メッセージを作成して送信する – Teams|Microsoft Learn
実行できるようにファイルの権限を変更(重要)。
ファイル実行するし面倒なので “755” !!!
sudo chmod 755 /etc/webhook.sh
②Serviceを記述
PC起動時に動作するサービスを作ります。
/etc/systemd/system/フォルダへ “rc-local.service”を作ります。
sudo gedit /etc/systemd/system/rc-local.service
以下の内容を記載。
“Restart”の設定は 1回のみPOSTするだけなので、”no-abnomal”としました。

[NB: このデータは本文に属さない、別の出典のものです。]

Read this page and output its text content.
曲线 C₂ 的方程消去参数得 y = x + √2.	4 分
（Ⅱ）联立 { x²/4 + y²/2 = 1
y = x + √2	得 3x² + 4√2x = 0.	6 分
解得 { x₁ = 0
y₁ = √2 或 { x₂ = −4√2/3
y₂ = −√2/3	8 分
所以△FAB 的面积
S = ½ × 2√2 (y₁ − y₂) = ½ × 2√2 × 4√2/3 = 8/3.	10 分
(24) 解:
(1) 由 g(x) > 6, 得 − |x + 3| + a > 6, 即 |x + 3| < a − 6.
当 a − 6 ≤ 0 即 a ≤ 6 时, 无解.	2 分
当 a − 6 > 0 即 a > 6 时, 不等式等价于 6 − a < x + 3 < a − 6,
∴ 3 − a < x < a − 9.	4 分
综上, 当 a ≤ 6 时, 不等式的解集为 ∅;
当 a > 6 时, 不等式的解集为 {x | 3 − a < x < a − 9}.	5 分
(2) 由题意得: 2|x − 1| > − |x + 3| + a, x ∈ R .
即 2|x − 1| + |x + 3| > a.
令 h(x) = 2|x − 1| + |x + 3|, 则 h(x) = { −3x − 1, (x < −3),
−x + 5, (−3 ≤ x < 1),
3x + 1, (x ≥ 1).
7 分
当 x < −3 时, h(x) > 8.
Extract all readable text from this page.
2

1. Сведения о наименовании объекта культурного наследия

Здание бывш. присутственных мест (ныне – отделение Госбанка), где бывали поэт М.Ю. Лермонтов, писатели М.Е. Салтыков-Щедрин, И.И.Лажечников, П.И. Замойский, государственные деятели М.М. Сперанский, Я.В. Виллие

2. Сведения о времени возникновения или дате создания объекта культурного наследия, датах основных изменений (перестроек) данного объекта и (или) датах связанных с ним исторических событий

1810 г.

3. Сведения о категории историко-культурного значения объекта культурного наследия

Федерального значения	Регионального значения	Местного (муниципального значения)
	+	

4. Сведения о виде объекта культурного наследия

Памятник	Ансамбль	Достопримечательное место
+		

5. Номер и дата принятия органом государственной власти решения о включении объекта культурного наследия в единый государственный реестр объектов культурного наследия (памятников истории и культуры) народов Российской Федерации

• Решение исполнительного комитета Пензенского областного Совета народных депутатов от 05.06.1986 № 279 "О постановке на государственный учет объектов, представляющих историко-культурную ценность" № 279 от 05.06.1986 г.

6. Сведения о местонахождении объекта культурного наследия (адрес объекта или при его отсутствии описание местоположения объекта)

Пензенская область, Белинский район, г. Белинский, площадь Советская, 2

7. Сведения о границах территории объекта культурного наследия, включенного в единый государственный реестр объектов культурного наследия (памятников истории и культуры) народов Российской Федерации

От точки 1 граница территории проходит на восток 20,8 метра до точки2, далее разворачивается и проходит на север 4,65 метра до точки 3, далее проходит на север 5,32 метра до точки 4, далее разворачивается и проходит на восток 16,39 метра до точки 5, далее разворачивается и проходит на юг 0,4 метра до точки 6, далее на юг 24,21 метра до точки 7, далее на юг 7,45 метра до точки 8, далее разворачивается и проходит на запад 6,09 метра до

[Unit] Description=/etc/webhook.sh [Service] ExecStart=/etc/webhook.sh Restart=no-abnormal Type=simple [Install] WantedBy=multi-user.target
サービスを有効にする。
systemctl enable rc-local.service
これで準備完了です!!
PC起動を行うと、自動的に TeamsのチャネルにPOSTされるようになりました!!
↓新規導入した AI学習モデル作成マシンの例
※ちなみに社内同一ネットワークセグメントにてRDPする場合は、”ホスト名.local”とすることでIPアドレスを指定しなくても接続可能です。
※Avahiが標準で動いているため。
まとめ
いかがでしょうか。
ご紹介したSystemdで作るホスト名・IPアドレスの自動ポストは、MacやRaspberryPiでも動作可能なので実際に使ってみると非常に便利です!
是非この記事を参考にしていただき、システム管理や開発の現場での業務の時間短縮・効率化にお役立てください!